I don't remember the exact quote, but the gist of it was that creativity can destroy you.
We usually think about creativity as the creation of something new--something out of nothing--whether it's a story or a song, a painting or a performance. Even if, like a dance or a song, it is performed this was only this one time and can't be re-experienced that way again, it is still something that is created. It's something that is added to the world, not subtracted.
So why might creativity destroy you?
Too often, I show something I have sewn to a friend or talk to someone else about a story I've written, or whatever, and that person says 'You're so creative. I'm not creative'. And my reaction--internal or external--is WHA? I just don't get it, how people completely cut off this part of themselves and say that they are not creative. To me it's like saying you're not able to breathe. I want to say to those people, maybe you haven't found your thing yet. Not everyone can sew or paint or draw or bake or write. But there has to be *something* everyone can do that's creative. And by creative, I don't mean brilliant or perfect or genius. I just mean taking nothing--or a pile of bits & pieces of fabric or wood or, hell, ping-pong balls--and making something new out of it.
Perhaps that's the point:
Making something out of nothing can be terrifying. There is danger there. You share it and you open yourself to judgment. What many people don't realize is that positive feedback can be as bad as negative feedback. If you make something that others say is wonderful, you will be expected to do it again. Even worse, you will expect it from yourself. That voice--the one that says everything you make is shit--will never shut up. You likely thought that first thing you made was crap, so when someone said it was great you learned that your own judgement of your work is wrong to some degree. So imagine how difficult it is to judge your 2nd and 3rd and 735th creation?
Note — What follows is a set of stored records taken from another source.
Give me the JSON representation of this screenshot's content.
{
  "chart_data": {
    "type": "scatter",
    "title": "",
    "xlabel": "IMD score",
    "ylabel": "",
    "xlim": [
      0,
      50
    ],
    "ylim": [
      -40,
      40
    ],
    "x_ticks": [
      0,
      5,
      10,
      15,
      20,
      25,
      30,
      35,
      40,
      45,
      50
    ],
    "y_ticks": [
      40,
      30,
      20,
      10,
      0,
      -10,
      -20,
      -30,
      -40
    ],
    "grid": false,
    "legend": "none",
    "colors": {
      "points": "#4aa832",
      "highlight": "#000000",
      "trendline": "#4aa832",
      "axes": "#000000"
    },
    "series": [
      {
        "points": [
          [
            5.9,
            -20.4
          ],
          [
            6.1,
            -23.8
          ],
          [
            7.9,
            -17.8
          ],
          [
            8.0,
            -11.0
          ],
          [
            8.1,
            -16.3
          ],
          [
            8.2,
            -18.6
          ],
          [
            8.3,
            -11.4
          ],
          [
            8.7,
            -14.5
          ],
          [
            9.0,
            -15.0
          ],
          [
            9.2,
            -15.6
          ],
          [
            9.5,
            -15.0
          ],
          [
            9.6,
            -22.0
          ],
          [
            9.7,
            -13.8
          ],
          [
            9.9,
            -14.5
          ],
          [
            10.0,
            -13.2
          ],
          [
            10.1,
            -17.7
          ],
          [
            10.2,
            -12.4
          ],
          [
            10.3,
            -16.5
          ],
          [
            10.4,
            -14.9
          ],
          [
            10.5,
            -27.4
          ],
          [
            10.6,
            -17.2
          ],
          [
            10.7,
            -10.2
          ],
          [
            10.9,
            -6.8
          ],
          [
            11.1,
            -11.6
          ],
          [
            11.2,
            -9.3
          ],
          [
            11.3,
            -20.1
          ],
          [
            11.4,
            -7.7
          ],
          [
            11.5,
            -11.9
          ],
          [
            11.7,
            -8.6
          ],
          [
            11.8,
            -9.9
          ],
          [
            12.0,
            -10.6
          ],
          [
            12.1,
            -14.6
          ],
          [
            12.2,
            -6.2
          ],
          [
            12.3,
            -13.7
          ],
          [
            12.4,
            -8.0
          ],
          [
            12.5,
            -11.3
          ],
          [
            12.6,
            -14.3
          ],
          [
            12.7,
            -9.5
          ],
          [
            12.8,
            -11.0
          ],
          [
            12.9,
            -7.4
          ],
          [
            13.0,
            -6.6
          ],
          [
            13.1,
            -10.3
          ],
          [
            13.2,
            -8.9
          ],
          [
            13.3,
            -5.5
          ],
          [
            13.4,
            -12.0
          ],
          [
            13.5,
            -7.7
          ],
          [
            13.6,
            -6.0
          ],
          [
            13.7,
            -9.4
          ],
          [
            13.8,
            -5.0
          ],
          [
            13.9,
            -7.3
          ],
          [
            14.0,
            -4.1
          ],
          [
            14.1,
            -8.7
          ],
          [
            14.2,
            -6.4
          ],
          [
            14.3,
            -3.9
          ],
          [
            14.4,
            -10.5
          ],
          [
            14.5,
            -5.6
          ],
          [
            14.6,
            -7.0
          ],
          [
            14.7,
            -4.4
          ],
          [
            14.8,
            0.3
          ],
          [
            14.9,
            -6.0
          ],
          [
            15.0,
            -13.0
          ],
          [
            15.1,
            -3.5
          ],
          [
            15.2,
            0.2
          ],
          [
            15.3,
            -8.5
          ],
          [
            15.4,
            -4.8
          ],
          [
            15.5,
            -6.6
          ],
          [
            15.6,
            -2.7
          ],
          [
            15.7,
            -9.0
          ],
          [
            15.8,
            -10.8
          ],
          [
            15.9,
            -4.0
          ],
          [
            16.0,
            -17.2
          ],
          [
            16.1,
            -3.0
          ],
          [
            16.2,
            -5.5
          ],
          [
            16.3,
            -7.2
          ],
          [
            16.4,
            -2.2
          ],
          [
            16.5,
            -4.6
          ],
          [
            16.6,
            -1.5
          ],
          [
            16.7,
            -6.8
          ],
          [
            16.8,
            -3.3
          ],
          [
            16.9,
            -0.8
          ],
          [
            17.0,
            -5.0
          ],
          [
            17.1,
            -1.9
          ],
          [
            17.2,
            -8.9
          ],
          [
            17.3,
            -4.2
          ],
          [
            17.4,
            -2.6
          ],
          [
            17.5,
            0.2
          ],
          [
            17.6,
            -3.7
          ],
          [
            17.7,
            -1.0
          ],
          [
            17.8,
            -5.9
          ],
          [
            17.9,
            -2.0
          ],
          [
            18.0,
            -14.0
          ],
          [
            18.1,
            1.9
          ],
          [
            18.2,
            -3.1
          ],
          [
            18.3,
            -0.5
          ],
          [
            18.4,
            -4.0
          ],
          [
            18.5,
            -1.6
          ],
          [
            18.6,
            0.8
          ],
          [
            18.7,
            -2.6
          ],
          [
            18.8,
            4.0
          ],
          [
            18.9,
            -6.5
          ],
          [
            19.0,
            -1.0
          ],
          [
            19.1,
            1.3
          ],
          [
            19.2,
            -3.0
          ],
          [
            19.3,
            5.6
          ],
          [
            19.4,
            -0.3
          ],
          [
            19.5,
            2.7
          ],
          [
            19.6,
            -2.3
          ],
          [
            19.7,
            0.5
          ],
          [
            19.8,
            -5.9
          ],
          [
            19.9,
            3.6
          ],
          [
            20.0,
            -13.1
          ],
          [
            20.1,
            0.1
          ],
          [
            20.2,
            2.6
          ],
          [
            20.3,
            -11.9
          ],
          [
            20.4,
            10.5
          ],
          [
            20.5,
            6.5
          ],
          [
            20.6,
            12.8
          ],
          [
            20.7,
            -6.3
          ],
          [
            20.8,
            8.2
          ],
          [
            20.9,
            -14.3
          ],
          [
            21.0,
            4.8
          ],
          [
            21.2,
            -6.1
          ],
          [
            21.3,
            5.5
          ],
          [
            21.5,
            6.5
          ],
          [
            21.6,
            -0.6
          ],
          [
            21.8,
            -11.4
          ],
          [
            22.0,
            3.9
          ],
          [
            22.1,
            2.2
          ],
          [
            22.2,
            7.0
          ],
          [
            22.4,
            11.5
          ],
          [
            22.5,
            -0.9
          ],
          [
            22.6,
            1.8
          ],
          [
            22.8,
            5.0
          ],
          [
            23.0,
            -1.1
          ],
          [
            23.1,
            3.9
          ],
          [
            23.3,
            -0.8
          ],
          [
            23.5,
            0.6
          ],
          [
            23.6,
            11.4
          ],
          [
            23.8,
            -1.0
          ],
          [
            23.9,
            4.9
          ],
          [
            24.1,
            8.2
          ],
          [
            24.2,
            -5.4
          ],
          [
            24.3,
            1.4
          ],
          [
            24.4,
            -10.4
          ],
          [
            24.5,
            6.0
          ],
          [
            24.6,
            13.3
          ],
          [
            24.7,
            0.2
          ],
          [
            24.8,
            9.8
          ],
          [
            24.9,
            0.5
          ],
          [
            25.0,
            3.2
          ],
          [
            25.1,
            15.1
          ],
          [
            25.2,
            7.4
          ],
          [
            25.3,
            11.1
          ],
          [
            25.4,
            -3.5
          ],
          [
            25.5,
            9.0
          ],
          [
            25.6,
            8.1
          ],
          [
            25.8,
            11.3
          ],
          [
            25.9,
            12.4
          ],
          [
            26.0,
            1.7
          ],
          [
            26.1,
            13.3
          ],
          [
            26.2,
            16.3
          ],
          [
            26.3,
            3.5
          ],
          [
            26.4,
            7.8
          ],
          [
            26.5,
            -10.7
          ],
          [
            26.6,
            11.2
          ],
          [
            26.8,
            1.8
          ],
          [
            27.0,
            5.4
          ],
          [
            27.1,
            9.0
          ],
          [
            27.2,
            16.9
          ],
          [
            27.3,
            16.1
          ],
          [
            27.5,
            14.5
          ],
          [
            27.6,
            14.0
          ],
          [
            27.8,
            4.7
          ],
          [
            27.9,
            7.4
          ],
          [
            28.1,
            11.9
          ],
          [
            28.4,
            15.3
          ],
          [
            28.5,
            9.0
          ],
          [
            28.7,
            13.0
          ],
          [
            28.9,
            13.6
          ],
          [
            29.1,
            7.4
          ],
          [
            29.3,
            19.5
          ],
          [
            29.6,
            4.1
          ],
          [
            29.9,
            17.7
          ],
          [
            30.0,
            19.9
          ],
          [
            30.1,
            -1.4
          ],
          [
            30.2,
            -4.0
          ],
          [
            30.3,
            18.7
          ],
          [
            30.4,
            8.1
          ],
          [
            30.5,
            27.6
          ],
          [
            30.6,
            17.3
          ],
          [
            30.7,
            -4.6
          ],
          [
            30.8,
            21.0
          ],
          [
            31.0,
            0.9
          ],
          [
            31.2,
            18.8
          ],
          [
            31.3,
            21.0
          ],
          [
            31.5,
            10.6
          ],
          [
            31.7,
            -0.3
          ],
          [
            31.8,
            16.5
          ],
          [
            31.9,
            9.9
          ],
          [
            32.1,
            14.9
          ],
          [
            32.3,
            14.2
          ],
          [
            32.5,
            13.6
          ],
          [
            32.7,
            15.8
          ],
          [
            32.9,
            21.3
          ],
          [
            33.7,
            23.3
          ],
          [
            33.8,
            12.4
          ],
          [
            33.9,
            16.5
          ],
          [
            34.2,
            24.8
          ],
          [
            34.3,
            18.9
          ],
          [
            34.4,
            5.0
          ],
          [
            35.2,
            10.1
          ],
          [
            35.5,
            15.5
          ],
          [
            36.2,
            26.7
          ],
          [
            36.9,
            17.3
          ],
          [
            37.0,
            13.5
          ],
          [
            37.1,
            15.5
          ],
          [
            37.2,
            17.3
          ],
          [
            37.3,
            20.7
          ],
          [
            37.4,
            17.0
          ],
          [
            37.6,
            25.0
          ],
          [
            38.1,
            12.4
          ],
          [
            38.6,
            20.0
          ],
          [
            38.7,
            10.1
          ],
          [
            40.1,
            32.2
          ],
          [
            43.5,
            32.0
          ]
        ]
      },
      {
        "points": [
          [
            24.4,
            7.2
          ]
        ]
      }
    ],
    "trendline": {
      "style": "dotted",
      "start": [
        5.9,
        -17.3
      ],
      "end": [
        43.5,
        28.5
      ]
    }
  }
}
And what if you can't get it out of your head? What it you have this image in your head, or a melody or a voice, and no matter how hard you work or how many different ways you try, you can't get the goddamn thing out of your echo-chamber of a head and onto the page or canvas? You eat, breathe, sleep, walk this idea, but if you can't create it, you can't put it to rest.
Your creativity can destroy you.
It will steal time from your life. It will steal attention from your friends and family. It will be a constant voice in your head, asking you what the fuck you think you're doing, writing stories or painting portraits or building furniture or weaving baskets underwater or writing code or baking 17-tier cakes or making films in your back yard. And, in the end, there is no guarantee that you will ever have an audience. You may end up with a pile of stuff taking up physical space as well as huge mental space in your life.
But if you don't try, you will come to the end of your life with the regret that you never attempted to make a creative mark in your own life. And that is a sort of destruction--the destruction of your own soul--that I don't want to consider.
And, finally, consider the term 'creativity'. It isn't a product or a thing, but the possibility. One of the speakers explained creativity as problem solving. If we use that to expand your definition of creativity, we learn that just living is creative. Parenting, studying, working (at a desk or out of the office), and sports, among other activities, are all opportunities to solve problems. Creativity, then, can be a force of making rather than destroying, and we are all, ultimately, creative.